2007年センター試験国語文の検証
昨年、文部科学省と独立行政法人大學センターへ意見書兼要望書を送付した効果があったのかどうかは分からないが、今年の出題文には過去文に多くみられた寝言的要素はなかった。ただし、間違った文が二つあった。この間違いは読み手の読解つまり設問解答の過程を妨げない程度であるので、放置してかまわないとも思ったが、この間違いは文の主語と述語が一致しないという基本的な間違いなので、やはり、指摘されるべきであろうと考えた。これらは段落2と段落4のなかにある。ちなみに、全文の記載は省略する。
段落2
私たち日本人の多くは、少なくとも戦後の住宅難からアパート暮らし、団地暮らし、マンション暮らしが一般化するまでは、規模の大小にかかわらず、日本式の庭または庭らしい空間を伴った家に住んでいた。庭らしい空間というのは、庭を持たない家でも、物干し場や張り出しの手摺りや軒下などの僅かな空間を利用しては、鉢植えや盆栽を並べたり、蜜柑箱や石油缶などに土を入れてフラワー・ボックスに仕立てたり、庭の代用物を作ることに熱心するいじましい心根を持っているからである。
傍線文の主部は「庭らしい空間というのは」である。ゆえに、述部は「...である」のように終わらなければならない。ところが、述部は「...からである」と理由で終わっている。これでは主部と述部が関連しておらず、文の意味が通らない。
「庭の代用物を作ることに熱心するいじましい心根を持っているからである」に注目すると、「心根を持つ」のは人であるから、主語はどうやら前文の「私たち日本人の多く」かもしれないとは推測できる。前文の主語が次の文の主語になりえるかであるが、主語が明確に分かりきった文脈にかぎり主語(主部)の省略は認められてもいいと考える。あまりにも分かりきった文脈における主語の反復記載はかえって文を煩雑にするからである。しかし、論文記述に関しては厳格性が求められる。

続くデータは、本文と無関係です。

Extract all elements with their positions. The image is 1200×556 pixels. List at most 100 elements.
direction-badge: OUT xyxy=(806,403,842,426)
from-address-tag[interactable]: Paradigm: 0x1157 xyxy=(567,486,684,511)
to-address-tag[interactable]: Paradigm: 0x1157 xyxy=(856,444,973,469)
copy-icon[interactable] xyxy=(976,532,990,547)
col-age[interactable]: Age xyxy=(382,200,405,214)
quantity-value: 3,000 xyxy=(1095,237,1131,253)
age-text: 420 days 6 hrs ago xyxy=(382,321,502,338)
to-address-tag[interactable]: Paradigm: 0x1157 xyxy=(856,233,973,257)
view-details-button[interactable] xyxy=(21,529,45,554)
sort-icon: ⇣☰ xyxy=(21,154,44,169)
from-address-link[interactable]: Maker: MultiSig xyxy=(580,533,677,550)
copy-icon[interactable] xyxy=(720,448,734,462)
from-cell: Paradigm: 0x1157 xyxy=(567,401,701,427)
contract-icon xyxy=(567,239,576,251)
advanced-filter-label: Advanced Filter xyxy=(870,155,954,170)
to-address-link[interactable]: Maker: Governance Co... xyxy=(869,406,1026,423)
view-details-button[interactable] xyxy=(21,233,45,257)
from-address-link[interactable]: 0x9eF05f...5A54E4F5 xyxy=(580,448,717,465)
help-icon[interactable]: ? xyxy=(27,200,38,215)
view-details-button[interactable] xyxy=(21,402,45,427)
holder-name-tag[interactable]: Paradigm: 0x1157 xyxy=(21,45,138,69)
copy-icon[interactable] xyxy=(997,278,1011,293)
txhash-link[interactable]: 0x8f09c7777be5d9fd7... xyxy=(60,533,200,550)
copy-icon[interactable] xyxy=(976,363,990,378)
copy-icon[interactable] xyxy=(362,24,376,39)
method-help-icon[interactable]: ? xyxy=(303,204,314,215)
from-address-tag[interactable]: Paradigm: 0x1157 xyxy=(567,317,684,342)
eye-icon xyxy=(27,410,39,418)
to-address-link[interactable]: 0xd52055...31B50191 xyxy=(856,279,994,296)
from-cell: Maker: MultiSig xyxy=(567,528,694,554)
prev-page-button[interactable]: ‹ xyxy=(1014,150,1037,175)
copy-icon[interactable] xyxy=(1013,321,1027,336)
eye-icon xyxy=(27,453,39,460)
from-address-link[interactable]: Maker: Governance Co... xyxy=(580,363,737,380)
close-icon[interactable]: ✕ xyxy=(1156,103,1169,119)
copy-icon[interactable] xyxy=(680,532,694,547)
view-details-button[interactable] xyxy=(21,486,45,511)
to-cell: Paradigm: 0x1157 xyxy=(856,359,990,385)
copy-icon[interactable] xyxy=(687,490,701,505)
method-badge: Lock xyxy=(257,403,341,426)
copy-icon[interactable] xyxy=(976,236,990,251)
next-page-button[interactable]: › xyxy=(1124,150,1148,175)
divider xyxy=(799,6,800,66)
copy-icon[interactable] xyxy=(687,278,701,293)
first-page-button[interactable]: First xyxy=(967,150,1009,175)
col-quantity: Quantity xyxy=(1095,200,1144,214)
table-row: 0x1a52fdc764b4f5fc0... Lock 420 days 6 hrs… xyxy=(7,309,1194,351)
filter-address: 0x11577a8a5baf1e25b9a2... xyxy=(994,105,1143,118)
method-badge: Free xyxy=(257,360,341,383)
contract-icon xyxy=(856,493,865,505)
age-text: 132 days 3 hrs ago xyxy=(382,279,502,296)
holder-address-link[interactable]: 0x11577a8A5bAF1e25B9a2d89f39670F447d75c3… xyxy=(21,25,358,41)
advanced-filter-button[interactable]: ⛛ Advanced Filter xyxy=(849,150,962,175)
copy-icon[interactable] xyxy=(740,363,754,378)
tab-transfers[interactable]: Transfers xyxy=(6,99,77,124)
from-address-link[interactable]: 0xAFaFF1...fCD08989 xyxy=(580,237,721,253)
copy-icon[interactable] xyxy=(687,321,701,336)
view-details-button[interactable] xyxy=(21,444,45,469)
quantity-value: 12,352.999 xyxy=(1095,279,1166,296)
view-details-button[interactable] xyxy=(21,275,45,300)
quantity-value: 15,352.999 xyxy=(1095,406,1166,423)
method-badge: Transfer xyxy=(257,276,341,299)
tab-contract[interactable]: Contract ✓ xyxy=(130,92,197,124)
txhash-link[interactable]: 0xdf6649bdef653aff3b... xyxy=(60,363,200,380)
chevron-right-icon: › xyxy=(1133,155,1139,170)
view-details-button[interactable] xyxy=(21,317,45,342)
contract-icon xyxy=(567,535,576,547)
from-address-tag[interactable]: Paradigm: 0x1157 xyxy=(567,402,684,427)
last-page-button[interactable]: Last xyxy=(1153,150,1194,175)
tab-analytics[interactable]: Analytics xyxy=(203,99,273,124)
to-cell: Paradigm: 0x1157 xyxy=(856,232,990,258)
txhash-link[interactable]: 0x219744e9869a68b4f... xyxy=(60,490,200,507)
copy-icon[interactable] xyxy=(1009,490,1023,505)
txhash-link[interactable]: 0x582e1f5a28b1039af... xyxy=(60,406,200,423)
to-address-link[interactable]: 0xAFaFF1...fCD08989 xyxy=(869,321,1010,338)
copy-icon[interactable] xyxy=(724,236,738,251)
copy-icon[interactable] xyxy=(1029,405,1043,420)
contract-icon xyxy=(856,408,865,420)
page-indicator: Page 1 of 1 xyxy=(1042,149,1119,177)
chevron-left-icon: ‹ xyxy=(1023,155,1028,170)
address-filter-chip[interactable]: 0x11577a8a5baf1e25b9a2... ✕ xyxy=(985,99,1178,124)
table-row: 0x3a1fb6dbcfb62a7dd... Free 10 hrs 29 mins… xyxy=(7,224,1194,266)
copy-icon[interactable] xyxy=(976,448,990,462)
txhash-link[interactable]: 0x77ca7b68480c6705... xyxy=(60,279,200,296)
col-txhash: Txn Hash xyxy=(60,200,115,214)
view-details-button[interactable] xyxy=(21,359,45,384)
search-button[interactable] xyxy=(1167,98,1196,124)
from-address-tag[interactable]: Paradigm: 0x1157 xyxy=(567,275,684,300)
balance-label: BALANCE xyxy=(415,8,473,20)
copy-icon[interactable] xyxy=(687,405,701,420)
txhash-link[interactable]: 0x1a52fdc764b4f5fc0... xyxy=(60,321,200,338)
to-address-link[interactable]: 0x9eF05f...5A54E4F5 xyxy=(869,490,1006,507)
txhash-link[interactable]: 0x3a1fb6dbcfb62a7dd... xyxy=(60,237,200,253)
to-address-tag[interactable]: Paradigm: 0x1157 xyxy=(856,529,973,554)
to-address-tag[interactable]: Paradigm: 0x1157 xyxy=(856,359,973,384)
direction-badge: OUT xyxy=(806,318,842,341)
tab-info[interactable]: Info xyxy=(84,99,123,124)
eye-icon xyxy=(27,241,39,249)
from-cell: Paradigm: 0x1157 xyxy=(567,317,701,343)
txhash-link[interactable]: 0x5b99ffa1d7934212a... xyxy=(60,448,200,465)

ということで、傍線文は、前文の「私たち日本人の多く」という主部が省略された文であると推定し、主部もどきの「庭らしい空間」は後ろに移動させ、書き手が意図することを曲げずに添削してみた。
添削例
(私たち日本人の多くは)、庭を持たない家でも、物干し場や張り出しの手摺りや軒下などの僅かな空間を利用しては、鉢植えや盆栽を並べたり、蜜柑箱や石油缶などに土を入れてフラワー・ボックスに仕立てたりと、庭の代用物つまり庭らしい空間を作ることに熱心するいじましい心根を持っているからである。
段落4
ヨーロッパ式の庭園は、左右相称で、幾何学的図形をなしている花壇や、やはり幾何学的図形を石組で作り出し、中央に噴水を出した泉水や、丸く刈り込んだ樹木や大理石その他の彫刻を置いた、良く手入れされた芝生など、人間の造形意志をはっきり示しているところに特色がある。それは最初に設計した人の手を離れた時、一つの完成に達しているのであって、その後手入れさえ施していればそのまま最初の形を保持していくことができると考えた。

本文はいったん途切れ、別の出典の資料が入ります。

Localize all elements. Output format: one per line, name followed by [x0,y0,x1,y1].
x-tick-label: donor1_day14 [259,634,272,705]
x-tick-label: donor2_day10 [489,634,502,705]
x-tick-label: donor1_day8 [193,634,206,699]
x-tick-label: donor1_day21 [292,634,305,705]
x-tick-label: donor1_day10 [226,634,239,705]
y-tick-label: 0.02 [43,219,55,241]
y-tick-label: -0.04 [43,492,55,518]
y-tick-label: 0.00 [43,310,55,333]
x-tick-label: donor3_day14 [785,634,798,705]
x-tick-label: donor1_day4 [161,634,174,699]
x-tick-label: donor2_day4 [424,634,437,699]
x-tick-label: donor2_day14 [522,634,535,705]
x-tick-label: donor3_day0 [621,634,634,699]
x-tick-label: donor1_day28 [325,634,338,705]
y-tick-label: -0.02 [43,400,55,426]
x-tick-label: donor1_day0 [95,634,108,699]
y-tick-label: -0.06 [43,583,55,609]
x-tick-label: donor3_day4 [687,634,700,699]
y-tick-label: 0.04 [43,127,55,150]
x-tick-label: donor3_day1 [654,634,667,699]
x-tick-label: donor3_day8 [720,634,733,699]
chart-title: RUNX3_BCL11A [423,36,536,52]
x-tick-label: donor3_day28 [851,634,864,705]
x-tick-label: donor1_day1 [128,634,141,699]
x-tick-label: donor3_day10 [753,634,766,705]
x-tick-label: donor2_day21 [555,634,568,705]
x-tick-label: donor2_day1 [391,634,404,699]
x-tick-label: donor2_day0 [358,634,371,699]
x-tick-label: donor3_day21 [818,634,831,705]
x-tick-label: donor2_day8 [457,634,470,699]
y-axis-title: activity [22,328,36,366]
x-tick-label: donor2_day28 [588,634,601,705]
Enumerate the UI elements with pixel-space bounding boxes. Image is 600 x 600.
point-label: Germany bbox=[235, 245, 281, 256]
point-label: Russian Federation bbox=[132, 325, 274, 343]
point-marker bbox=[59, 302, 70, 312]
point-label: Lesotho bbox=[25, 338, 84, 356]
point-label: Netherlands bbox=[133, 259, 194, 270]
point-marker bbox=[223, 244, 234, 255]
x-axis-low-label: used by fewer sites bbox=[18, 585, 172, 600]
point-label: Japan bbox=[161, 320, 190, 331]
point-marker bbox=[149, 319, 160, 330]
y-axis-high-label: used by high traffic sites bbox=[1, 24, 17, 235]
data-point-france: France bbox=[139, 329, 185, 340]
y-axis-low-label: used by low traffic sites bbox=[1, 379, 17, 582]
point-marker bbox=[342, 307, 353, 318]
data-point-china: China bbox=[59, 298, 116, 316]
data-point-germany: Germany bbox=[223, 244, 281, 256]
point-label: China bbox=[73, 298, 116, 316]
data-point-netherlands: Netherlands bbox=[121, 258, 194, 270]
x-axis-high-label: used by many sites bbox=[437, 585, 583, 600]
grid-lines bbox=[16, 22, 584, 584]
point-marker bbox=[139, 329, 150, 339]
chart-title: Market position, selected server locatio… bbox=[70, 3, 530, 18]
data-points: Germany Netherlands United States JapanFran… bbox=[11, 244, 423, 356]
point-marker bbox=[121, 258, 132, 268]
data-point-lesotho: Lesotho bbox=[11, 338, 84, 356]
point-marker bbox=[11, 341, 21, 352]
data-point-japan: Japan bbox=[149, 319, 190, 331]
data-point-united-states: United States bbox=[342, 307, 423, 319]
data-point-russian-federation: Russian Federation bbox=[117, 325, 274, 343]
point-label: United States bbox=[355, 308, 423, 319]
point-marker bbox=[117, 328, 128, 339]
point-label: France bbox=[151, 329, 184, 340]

この傍線文の場合、主語は文頭の「それ」であり、述語は文末の「考えた」である。指示詞「それ」の先行詞は前文の主語の「ヨーロッパ式の庭園」であろうと推察できるが、この主語は動作「考えた」の主体にはなれない。つまり「考えた」の動作主である主体がどこにもないのである。考える主体を推定すれば可能性の一つとして「最初に設計した人」という言葉があるが、そう特定するには大きな違和感がある。何故なら、「ヨーロッパ式の庭園」は前文で説明されている特色をもったヨーロッパ各地にある庭園の総称であろうから、各庭園の設計者の一人一人を動作主と考えるには無理がある。では、どうしたらいいのか? 能動態である「考えた」を受動態の「考えられた」にすればいいのである。
添削例
それ(ヨーロッパ式の庭園)は、最初に設計した人の手を離れた時、一つの完成に達しているのであって、その後手入れさえ施していればそのまま最初の形を保持していくことができると考えられた。
添削の方法は一つではないし、他者による添削は書き手の意思と離れたものをうみだしてしまう恐れがある。したがって、あくまでも添削は書き手本人が行うべきものである。そこをあえて行うのは、日本人に権威に萎縮して思考力を失ってほしくないからである。ちなみに、私は朝日新聞から出題文の情報をえたので、この文法的に間違った文が山本健吉自身によって書かれたものか、それとも抜粋間違いなのか、私には分からないということを付け加えておく。